當然,這些都不在1990年出生的劉弘毅考慮範圍內,『房價現在漲得太快,別說買不起了,就算買得起,也不會買。沒必要。』

『誰會沒事去買房』

團長台灣人詹子賢是第一個認為買房沒有必要的團隊成員。創作歌曲那會兒,他特地下載了一個房產仲介的手機客戶端,發現上海的房價『貴得離譜』。

詹子賢以每月8000元的價格,租住在上海靜安區與長寧區交界處的一棟約60平方公尺的公寓裡。他用二手房軟件搜索附近房源時發現,這里的房價近10萬元/平方公尺。

『我不知道上海的年輕人怎麼想的,反正我覺得這個負擔太重了。』相比買房,詹子賢更喜歡租房,『想住哪里住哪里,想去哪裡工作去哪里,多好。人生不能被一套房子束縛住。』

同樣,比起房子,張天霖更喜歡談他的學生見到他唱歌時那種『哇』地一下的表情。『他們會好激動,「張老師」「張老師」,一個勁兒地叫我。』張天霖偶爾外出演出時,會碰到自己的學生,當他飆起假聲女高音時,觀眾會激動的尖叫。
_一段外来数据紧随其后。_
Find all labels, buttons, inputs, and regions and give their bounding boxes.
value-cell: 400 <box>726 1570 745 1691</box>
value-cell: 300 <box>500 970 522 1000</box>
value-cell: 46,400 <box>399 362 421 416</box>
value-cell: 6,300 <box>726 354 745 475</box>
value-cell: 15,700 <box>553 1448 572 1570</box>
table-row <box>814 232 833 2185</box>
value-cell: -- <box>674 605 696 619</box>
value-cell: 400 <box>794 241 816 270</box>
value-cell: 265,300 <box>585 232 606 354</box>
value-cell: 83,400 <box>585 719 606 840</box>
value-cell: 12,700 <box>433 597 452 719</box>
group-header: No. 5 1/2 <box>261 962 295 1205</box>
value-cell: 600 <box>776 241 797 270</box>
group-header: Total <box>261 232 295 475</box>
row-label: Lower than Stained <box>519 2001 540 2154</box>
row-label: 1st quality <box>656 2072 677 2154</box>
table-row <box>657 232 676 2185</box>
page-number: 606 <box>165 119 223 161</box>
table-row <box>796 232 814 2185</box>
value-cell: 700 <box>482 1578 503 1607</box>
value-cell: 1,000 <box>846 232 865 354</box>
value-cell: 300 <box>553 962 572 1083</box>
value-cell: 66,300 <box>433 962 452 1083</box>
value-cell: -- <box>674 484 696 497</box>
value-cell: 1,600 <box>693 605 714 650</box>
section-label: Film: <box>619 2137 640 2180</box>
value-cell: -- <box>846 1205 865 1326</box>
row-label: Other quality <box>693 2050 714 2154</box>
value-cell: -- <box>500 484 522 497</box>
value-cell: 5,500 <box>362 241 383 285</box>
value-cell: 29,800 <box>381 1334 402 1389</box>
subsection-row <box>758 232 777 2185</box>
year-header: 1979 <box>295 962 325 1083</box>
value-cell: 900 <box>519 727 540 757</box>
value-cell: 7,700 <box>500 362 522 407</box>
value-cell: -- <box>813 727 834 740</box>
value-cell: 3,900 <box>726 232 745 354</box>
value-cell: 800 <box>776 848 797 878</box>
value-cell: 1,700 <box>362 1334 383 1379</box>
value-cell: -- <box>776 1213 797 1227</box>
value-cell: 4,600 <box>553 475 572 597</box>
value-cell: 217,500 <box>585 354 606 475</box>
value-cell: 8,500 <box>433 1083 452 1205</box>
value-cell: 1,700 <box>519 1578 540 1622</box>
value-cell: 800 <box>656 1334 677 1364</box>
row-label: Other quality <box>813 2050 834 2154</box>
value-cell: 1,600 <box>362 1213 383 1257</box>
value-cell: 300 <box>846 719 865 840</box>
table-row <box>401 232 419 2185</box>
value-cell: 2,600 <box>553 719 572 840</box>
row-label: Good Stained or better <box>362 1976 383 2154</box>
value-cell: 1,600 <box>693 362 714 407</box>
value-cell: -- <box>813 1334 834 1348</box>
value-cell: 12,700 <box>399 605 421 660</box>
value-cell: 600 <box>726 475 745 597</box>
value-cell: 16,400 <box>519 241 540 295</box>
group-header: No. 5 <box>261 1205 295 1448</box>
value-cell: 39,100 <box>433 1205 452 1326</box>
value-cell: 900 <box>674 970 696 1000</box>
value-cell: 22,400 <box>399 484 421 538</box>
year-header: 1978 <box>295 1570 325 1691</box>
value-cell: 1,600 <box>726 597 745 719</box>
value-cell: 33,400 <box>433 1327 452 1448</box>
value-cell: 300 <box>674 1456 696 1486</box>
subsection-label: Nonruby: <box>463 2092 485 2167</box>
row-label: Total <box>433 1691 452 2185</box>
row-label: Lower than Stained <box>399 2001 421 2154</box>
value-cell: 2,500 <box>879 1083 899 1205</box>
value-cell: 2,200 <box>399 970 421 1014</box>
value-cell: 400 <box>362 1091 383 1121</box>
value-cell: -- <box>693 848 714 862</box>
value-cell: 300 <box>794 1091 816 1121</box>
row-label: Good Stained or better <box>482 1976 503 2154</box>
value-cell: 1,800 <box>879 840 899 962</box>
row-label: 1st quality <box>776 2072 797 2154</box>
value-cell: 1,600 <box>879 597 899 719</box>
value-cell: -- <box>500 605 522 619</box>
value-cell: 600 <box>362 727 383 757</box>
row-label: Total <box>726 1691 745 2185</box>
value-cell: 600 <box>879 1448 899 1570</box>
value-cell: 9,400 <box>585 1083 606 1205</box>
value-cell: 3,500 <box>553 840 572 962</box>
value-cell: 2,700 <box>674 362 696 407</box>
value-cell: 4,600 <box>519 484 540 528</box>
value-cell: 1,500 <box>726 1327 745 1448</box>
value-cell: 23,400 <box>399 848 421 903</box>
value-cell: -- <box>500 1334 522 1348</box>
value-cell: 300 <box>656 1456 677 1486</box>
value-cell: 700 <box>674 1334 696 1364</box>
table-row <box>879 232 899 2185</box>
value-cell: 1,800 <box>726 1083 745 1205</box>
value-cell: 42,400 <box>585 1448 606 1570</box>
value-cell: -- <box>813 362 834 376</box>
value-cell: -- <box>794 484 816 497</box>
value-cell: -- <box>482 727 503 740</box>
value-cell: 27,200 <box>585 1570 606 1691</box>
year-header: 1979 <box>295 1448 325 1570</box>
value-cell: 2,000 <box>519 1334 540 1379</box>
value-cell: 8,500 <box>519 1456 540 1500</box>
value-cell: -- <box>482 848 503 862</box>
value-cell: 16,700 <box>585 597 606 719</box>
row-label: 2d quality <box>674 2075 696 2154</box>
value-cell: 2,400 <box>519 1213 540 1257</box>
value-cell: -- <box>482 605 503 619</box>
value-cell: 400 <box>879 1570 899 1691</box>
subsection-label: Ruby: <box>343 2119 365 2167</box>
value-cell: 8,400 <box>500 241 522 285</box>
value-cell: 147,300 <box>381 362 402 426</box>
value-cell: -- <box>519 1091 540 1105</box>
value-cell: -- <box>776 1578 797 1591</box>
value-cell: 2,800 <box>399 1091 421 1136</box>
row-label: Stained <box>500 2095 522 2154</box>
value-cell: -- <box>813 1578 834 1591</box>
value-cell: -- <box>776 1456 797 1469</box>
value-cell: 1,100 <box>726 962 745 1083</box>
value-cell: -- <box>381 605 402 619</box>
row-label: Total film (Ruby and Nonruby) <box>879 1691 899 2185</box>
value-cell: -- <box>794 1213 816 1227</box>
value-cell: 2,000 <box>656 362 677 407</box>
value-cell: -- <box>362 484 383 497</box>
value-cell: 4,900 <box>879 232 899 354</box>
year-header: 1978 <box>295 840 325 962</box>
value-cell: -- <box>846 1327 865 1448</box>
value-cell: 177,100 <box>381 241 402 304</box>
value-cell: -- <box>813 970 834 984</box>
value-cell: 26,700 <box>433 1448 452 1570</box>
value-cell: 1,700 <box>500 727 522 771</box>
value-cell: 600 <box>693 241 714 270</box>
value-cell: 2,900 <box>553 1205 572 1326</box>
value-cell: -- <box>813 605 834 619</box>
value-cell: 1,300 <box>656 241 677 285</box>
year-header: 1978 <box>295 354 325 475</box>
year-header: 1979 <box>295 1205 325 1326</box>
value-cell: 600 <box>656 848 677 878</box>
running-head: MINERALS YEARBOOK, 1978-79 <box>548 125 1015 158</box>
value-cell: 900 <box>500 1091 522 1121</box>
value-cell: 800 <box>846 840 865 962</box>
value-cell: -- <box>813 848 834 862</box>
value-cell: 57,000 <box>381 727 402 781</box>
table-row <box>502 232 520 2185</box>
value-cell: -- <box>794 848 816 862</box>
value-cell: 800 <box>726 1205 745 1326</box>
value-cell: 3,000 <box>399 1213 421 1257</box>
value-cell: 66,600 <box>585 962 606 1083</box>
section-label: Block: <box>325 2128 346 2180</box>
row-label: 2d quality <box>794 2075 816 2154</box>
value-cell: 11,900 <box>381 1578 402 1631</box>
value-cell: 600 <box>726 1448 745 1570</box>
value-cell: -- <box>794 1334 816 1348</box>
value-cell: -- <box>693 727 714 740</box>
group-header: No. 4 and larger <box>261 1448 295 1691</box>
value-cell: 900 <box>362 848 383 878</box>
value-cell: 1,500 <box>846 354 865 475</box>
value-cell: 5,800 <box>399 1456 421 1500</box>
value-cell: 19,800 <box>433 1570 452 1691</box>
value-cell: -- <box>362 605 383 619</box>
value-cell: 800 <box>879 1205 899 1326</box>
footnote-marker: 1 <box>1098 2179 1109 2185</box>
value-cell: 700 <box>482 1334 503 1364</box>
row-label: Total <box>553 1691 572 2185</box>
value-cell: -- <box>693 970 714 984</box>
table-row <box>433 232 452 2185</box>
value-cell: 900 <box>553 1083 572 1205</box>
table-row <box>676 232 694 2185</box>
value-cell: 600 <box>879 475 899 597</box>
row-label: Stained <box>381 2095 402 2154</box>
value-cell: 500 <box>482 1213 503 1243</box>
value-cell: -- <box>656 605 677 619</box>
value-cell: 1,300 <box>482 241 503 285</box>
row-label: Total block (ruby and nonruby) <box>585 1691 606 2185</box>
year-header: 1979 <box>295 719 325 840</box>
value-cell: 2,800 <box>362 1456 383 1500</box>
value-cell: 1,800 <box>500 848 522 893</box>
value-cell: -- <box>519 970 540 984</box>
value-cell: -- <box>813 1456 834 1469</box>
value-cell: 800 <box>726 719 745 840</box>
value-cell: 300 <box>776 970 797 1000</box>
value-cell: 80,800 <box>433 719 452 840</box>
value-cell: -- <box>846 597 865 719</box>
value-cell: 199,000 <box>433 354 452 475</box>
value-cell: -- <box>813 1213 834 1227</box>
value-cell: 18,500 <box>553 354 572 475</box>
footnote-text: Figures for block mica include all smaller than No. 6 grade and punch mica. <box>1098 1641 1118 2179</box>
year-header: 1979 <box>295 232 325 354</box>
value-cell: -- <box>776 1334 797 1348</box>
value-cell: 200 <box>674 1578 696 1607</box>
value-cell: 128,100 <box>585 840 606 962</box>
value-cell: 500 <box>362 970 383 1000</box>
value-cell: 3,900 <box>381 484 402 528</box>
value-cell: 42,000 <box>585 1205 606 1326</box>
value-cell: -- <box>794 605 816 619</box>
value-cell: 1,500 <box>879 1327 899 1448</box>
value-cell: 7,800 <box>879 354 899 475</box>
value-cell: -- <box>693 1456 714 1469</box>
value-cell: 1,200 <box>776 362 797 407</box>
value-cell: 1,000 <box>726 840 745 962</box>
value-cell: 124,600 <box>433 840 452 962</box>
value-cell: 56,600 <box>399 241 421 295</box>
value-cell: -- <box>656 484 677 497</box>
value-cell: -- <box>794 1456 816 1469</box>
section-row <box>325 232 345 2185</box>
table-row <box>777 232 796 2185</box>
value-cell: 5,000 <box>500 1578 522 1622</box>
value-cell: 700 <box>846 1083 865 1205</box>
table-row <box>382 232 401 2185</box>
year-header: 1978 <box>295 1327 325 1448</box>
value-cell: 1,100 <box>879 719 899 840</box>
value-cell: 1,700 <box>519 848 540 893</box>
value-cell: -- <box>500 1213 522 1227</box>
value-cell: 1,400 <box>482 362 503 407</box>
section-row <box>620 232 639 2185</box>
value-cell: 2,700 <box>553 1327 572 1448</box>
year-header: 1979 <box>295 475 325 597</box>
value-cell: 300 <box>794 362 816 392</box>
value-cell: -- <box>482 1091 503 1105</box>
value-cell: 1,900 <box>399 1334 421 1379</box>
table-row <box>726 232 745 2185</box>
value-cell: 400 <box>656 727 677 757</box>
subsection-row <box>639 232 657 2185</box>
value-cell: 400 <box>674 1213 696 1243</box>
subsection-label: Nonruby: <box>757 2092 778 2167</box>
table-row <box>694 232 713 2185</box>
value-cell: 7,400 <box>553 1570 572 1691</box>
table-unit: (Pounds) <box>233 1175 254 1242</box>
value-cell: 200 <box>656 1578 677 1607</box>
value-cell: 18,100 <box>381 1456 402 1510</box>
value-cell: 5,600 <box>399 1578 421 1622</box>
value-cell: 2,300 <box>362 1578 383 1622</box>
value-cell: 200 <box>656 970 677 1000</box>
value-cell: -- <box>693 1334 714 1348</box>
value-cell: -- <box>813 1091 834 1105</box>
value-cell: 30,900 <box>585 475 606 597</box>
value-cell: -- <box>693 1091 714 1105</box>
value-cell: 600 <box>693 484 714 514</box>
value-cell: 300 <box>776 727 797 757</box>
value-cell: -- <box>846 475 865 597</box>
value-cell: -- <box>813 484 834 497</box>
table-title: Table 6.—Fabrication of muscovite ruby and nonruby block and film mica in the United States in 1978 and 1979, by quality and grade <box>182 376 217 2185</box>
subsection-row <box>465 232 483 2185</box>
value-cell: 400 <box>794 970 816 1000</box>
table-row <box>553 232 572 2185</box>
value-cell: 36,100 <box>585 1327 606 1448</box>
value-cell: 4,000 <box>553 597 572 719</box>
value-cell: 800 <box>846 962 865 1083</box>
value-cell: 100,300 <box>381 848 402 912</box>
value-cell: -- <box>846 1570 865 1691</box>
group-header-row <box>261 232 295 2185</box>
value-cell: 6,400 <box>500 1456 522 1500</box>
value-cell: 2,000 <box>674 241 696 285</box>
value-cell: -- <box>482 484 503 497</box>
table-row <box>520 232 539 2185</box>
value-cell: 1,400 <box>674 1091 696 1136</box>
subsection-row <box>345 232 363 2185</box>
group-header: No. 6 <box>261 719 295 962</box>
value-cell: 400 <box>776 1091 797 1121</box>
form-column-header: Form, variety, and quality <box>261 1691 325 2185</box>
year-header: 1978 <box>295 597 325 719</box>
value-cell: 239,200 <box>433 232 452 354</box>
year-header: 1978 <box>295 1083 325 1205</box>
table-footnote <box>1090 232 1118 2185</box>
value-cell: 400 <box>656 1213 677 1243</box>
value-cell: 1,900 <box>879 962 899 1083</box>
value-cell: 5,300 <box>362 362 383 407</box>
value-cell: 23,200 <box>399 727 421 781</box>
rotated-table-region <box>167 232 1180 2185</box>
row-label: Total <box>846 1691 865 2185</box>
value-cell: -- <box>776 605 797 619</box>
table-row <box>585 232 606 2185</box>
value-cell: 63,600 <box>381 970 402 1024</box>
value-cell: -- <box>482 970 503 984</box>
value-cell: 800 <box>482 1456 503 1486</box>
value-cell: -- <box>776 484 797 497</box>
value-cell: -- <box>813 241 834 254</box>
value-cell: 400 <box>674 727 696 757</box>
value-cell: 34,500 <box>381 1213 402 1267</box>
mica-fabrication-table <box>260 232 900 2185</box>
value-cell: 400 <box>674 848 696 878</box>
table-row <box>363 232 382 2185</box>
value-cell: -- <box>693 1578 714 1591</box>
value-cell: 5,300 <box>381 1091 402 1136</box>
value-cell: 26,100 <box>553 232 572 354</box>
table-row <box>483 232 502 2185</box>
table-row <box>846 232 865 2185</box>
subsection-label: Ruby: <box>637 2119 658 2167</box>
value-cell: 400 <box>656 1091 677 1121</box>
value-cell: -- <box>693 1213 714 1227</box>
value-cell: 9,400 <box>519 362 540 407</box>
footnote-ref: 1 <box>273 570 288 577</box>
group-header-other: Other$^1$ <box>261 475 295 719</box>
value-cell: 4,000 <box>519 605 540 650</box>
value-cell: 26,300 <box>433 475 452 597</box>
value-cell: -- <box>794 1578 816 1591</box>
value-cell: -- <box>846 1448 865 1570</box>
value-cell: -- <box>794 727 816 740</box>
他告訴記者,自己現在參加同學聚會發現,幾乎所有同學都沒有買房的打算。大家很少談起買房的話題,偶爾有人起了頭,馬上會被一陣陣『買不起』給壓下去,『都是二十四五歲的年紀,都是上海人,反正靠工資肯定買不起,就算命好,父母資助了首付也還不起貸款,想了也白想。』

在張天霖的心裡,『除非被丈母娘逼吧,不然誰會沒事去買房?!』

劉弘毅則告訴記者,自己以後就算買得起上海的房子,也不會去買,『沒必要,只要租房就行了。有那幾百萬、幾千萬的,做些自己喜歡的事多好。』

董文昊很少關注房子,也不知道政府為了抑制高房價出台過多少政策。2015年,他的父母給他在上海普陀區買了一套80多平方公尺的房子,當時每平方公尺3萬元左右,『其實我也無所謂,買了就買了,我也沒怎麼看過,也沒跟仲介打過交道,都是我爸媽弄的。』

『啊潔白的海螺吹起,彩虹親吻了天際;啊哎奧嗚,啊誰在喜怒哀樂,幸福就突然來了。』阿卡主義人聲樂團的下一個打算是清唱挑戰歌手薩頂頂的《來者摩羯》,董文昊要一邊指揮、一邊唱歌,『順便』改編。

他的人生字典裡,只有做自己喜歡的事,才叫快樂,而買房不是。